TRIBUN WIKI
Tradisi Lampu Colok Asli Melayu, Jadi Festival Tahunan, Puncaknya di 27 Ramadhan
Lampu Colok merupakan tradisi asli masyarakat Melayu yang digelar pada sepuluh hari terakhir bulan Ramadan dan puncaknya pada 27 Ramadan.
TRIBUNBATAM.id - Bulan Ramadan selalu dimeriahkan dengan beragam tradisi unik.
Di Kepulauan Riau, salah satu tradisi yang digelar saat bulan Ramadan adalah tradisi lampu colok.
Tradisi asli masyarakat Melayu ini telah dilakukan sejak dahulu setiap bulan Ramadan.
Pada sepuluh hari terakhir bulan Ramadan, masyarakat akan memasang lampu colok di depan rumahnya.
Dalam bahasa Melayu, colok artinya lampu penerang.

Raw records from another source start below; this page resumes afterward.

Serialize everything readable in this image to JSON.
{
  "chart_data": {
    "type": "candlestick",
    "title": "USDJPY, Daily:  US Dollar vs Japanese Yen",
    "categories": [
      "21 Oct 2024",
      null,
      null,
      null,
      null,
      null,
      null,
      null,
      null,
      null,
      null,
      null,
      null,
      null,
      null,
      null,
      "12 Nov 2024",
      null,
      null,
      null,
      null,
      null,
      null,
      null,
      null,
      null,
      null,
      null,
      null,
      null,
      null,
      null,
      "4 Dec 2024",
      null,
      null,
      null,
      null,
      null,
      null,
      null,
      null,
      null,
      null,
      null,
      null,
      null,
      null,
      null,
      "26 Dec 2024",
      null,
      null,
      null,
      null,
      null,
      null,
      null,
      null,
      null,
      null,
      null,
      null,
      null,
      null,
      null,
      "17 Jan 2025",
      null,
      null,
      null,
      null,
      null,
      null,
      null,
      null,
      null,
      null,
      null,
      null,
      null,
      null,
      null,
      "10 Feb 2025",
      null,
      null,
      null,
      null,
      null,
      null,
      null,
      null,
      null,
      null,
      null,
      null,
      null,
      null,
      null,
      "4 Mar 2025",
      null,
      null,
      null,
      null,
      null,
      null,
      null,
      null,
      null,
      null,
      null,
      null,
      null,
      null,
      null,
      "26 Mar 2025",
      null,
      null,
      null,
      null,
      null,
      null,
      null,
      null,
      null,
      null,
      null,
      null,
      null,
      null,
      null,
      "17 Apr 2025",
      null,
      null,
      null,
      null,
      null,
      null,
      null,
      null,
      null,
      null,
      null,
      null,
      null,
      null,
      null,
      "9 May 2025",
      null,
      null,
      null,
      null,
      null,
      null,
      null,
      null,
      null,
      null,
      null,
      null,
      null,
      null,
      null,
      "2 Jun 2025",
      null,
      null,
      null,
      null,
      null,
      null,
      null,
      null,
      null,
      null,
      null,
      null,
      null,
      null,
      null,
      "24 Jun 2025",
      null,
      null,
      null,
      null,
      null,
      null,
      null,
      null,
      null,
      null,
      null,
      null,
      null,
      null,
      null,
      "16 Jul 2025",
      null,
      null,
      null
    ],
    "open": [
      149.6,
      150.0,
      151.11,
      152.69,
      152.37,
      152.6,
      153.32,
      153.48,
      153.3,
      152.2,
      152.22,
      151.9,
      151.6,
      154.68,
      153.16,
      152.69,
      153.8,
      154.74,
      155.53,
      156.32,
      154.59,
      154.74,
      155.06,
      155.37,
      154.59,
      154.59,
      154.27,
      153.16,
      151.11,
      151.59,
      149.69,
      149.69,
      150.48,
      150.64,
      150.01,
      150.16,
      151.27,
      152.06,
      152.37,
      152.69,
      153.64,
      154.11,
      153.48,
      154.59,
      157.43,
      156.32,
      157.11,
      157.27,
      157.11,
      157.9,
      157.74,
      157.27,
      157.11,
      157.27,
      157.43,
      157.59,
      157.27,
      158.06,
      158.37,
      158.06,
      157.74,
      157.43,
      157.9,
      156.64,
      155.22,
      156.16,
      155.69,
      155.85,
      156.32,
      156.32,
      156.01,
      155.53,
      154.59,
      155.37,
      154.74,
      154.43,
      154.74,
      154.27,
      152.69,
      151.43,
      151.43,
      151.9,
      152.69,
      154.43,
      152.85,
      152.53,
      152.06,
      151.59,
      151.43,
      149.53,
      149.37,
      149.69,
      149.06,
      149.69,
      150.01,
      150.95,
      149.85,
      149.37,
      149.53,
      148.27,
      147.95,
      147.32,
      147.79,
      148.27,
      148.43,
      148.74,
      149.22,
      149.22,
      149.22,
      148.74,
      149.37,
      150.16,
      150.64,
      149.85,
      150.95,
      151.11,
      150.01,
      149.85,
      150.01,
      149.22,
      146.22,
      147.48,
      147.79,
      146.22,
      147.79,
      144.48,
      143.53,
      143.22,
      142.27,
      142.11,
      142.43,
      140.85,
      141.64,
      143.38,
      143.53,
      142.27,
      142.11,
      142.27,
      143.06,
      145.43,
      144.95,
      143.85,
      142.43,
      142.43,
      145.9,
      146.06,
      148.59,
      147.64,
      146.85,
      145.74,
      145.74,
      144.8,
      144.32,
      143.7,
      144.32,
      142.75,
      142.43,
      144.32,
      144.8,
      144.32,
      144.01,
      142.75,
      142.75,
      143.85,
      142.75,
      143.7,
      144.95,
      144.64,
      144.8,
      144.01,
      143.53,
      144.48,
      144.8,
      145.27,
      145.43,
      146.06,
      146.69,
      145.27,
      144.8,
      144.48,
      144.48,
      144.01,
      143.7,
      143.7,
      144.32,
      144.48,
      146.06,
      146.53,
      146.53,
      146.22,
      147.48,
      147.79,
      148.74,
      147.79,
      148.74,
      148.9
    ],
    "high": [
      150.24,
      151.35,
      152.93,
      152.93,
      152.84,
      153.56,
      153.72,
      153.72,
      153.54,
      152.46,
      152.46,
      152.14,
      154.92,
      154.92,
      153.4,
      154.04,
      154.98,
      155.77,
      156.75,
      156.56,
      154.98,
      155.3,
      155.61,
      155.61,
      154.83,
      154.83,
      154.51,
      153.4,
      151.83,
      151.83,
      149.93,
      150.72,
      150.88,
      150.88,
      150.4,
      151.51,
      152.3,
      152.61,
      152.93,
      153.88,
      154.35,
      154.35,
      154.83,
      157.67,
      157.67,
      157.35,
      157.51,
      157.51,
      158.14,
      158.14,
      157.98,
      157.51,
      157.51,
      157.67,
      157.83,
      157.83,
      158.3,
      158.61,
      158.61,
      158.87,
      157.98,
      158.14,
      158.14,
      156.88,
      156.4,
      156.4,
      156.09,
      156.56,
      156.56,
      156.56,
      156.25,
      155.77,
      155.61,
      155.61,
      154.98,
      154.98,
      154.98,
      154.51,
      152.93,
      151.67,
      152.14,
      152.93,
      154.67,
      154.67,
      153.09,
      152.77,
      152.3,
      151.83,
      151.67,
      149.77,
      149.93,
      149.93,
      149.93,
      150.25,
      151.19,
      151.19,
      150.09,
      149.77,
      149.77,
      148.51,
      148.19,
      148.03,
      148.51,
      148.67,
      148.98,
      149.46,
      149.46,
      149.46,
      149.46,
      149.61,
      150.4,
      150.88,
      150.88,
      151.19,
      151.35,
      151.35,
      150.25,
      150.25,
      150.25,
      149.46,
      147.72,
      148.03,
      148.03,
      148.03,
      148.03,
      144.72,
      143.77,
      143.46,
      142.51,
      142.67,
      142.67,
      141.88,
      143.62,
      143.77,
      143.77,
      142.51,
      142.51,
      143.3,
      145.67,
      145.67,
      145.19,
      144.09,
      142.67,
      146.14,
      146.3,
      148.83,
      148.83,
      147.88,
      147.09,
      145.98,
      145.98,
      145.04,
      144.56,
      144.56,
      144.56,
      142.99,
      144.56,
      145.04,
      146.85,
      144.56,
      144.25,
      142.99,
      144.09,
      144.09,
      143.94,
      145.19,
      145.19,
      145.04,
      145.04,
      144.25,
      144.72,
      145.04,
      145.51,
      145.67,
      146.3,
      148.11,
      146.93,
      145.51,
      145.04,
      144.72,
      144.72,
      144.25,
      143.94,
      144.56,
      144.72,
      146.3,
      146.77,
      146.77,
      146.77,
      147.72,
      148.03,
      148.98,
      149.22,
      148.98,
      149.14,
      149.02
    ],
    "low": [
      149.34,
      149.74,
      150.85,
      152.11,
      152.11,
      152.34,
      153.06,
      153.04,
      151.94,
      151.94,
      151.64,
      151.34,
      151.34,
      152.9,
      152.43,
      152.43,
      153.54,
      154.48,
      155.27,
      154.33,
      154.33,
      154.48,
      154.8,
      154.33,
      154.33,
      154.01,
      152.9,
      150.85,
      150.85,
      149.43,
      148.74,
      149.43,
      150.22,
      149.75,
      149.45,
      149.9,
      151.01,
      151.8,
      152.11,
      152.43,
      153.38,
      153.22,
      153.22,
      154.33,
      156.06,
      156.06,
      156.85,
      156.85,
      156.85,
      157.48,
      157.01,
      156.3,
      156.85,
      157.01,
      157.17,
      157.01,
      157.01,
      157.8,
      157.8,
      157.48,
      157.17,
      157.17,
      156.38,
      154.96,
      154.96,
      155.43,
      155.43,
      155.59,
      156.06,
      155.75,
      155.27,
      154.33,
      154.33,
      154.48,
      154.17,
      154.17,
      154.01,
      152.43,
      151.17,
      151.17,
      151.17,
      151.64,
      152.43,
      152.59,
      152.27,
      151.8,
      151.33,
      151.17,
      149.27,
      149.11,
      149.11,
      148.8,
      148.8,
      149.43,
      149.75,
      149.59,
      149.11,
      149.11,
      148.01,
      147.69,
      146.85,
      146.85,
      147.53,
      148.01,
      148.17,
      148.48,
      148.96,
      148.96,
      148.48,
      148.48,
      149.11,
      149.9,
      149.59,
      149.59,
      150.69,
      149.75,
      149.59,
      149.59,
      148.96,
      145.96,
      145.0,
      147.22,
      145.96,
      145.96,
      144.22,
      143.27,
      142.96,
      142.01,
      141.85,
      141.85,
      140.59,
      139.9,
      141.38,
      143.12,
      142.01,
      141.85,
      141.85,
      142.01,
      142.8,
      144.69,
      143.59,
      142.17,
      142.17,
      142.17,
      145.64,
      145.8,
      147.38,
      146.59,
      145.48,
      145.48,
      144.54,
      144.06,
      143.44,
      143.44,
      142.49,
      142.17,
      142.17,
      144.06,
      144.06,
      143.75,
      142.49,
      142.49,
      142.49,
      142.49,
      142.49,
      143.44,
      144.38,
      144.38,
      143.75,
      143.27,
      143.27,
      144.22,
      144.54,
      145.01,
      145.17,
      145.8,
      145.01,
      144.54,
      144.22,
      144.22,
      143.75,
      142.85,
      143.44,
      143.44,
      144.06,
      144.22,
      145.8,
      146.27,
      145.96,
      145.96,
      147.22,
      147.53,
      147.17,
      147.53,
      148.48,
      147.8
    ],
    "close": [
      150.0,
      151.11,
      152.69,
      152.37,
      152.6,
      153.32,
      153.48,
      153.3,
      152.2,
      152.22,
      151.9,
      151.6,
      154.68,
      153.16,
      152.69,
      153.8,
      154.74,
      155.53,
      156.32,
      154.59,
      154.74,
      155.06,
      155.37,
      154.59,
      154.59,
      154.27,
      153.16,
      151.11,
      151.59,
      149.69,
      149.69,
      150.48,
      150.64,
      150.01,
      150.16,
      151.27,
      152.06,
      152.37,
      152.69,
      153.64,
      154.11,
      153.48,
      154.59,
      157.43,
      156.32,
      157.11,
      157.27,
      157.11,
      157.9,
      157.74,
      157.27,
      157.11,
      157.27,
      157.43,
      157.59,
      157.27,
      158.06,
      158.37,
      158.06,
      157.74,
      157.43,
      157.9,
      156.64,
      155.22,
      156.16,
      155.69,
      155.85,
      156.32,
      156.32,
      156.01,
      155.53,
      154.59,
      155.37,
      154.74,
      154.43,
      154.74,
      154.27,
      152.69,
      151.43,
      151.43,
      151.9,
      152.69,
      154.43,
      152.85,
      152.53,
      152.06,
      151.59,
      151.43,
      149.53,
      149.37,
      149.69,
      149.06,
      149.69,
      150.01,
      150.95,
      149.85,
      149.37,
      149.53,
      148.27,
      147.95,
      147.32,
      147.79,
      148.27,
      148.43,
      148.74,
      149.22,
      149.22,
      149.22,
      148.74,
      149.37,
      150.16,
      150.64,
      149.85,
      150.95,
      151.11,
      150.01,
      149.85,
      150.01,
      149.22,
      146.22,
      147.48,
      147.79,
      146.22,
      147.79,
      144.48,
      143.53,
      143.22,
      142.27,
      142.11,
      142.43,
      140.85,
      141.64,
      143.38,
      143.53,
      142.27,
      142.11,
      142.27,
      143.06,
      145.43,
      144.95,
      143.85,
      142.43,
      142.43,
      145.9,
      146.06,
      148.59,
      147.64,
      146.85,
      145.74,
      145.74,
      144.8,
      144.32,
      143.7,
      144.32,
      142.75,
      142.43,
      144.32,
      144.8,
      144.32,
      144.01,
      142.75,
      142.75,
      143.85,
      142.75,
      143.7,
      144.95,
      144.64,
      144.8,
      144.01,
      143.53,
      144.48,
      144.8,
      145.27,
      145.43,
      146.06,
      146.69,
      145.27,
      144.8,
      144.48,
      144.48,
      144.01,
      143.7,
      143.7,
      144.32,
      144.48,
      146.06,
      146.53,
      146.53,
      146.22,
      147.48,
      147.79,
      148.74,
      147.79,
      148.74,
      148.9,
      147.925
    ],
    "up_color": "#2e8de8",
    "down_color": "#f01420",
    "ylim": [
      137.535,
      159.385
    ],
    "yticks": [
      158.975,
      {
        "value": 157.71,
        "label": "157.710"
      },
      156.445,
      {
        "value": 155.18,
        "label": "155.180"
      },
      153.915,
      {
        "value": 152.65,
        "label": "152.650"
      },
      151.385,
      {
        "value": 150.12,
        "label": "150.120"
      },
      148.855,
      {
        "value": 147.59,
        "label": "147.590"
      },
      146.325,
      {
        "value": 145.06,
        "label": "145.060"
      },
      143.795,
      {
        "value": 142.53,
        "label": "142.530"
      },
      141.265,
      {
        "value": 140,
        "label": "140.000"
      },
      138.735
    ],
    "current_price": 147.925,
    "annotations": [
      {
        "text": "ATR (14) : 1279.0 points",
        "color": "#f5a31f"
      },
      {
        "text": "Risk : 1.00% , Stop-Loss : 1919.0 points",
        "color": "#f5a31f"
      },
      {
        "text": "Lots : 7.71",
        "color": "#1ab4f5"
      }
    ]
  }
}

Lampu colok ialah sejenis lampu teplok yang menggunakan minyak tanah sebagai bahan bakarnya.
Lampu tradisional ini digunakan dengan menyalakan sumbu kompor di dalamnya.
Biasanya, tradisi menyalakan lampu colok dimulai pada malam ke-21 Ramadan atau malam satu likur.
Selain sebagai penerang, memasang lampu colok di depan rumah juga merupakan antusiasme muslim Melayu dalam menyambut malam Lailatul Qadar.
Lailatul Qadar dipercaya turun pada 10 hari terakhir bulan Ramadan dan merupakan hari ganjil.
Tradisi memasang lampu colok di depan rumah telah ada sejak masyarakat belum bisa menikmati listrik.
Lampu ini menjadi penerang jalanan desa dan membantu warga yang ingin bepergian ke masjid maupun ke pusat desa.
Lama kelamaan, meski listrik telah muncul, tradisi ini tetap dilestarikan secara turun temurun dan selalu digelar saat bulan Ramadan.
Pada malam ke-27 atau tujuh likur, suasana akan semakin semarak.
Pasalnya, lampu colok tidak hanya dipasang di depan rumah, namun juga menerangi berbagai sudut desa.